One of three former South American soccer executives charged in the massive FIFA corruption dragnet urged a New York federal judge Friday not to grant the government’s bid for a semi-sequestered and anonymous jury, arguing that such measures have to be weighed against the potential they have to prejudice their upcoming trial.

Jose Maria Marin told U.S. District Judge Pamela K. Chen in a filing on Friday that the widespread press coverage and possibility of intimidation cited by the government aren’t enough to justify its request for jurors to remain anonymous and be specially escorted each day to and from the trial, which is scheduled for Nov. 6.

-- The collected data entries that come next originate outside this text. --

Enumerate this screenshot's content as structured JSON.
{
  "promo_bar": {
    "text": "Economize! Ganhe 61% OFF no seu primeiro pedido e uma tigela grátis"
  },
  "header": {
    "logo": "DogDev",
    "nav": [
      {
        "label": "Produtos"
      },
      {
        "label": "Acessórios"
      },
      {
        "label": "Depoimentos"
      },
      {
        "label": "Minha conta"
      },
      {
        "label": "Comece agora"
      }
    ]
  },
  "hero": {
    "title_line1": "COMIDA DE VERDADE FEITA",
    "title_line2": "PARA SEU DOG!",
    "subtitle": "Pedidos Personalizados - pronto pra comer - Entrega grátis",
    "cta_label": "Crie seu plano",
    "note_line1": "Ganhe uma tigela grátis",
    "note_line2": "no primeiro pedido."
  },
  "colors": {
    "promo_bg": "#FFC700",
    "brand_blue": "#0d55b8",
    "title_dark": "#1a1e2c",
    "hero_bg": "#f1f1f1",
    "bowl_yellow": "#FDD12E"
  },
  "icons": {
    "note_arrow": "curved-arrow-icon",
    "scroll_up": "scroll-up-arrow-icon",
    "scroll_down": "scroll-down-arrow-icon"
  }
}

Marin, the former president of the Brazilian Football Confederation, is one of three remaining defendants in the case, in which authorities have charged several high-level soccer officials with taking more than $150 million in bribes. The other defendants are Manuel Burga, the former president of the Peruvian Football Federation, and Juan Angel Napout, the former head of the South American Football Confederation, CONMEBOL, and a former FIFA vice president.

Napout is represented by John Pappalardo of Greenberg Traurig LLP and Silvia Pinera-Vazquez of the Pinera-Vazquez Law Firm. Marin is represented by Charles A. Stillman and James A. Mitchell of Ballard Spahr LLP and Julio C. Barbosa of Barbosa Legal. Burga is represented by Richard M. Asche of Litman Asche & Gioiella LLP and Bruce L. Udolf.